Song Jifei, Yang Yongxin, Song Yi-Zhe, Xiang Tao, Hospedales Timothy M. (2019) Generalizable Person Re-identification by Domain-Invariant Mapping Network, Proceedings of the 2019 IEEE/CVF Conference on Computer Vision and Pattern Recognition (CVPR 2019) pp. 719-728 Institute of Electrical and Electronics Engineers (IEEE)

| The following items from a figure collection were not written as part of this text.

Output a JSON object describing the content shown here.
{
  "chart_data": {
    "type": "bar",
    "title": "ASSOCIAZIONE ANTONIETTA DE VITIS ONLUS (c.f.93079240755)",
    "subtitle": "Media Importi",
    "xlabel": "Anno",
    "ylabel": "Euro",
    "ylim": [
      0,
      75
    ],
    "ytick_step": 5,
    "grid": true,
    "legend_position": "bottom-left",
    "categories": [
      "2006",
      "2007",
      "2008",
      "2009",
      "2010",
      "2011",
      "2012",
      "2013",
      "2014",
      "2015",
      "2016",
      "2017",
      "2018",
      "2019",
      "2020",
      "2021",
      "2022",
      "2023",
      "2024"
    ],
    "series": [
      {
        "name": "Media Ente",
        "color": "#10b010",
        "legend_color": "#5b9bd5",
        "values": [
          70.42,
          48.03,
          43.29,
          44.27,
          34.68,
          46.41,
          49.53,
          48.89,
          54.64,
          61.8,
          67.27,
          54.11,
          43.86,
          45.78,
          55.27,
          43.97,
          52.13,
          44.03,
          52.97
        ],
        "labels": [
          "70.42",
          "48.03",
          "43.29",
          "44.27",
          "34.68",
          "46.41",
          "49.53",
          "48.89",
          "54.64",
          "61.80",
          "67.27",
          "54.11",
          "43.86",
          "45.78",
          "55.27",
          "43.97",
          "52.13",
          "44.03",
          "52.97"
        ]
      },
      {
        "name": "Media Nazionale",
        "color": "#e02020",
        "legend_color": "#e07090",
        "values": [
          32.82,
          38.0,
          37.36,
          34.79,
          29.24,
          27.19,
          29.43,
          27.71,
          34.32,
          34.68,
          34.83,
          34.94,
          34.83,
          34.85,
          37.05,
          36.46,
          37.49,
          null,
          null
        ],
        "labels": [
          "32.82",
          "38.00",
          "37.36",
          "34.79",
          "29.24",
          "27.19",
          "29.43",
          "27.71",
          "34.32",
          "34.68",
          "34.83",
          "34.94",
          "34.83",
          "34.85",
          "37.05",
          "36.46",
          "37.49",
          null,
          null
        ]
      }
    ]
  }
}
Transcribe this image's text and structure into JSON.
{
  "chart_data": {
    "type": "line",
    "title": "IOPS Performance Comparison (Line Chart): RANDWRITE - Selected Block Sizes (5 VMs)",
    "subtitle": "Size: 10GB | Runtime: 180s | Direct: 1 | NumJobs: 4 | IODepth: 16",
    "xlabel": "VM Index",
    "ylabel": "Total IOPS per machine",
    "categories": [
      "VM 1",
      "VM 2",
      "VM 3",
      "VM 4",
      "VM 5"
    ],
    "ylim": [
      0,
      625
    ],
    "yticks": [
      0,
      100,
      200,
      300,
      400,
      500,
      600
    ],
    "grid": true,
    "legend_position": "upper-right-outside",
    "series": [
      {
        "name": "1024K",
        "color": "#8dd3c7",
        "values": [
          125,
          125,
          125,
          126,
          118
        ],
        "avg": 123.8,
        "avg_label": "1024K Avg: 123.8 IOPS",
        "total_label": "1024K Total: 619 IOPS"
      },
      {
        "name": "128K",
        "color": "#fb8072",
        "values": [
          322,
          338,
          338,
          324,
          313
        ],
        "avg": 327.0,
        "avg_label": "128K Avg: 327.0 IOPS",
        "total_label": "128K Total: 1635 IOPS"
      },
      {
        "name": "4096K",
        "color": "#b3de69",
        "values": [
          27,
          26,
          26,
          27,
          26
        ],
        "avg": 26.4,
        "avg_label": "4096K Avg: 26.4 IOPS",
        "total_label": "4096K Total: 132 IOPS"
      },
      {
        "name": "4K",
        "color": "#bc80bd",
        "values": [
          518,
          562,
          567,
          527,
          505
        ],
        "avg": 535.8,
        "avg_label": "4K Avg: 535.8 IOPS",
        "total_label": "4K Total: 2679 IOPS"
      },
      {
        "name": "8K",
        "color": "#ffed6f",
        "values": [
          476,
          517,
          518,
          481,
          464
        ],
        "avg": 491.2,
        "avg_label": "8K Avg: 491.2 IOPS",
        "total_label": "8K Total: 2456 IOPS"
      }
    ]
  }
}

We aim to learn a domain generalizable person reidentification (ReID) model. When such a model is trained on a set of source domains (ReID datasets collected from different camera networks), it can be directly applied to any new unseen dataset for effective ReID without any model updating. Despite its practical value in real-world deployments, generalizable ReID has seldom been studied. In this work, a novel deep ReID model termed Domain-Invariant Mapping Network(DIMN) is proposed. DIMN is designed to learn a mapping between a person image and its identity classifier, i.e., it produces a classifier using a single shot. To make the model domain-invariant, we follow a meta-learning pipeline and sample a subset of source domain training tasks during each training episode. However, the model is significantly different from conventional meta-learning methods in that: (1) no model updating is required for the target domain, (2) different training tasks share a memory bank for maintaining both scalability and discrimination ability, and (3) it can be used to match an arbitrary number of identities in a target domain. Extensive experiments on a newly proposed large-scale ReID domain generalization benchmark show that our DIMN significantly outperforms alternative domain generalization or meta-learning methods.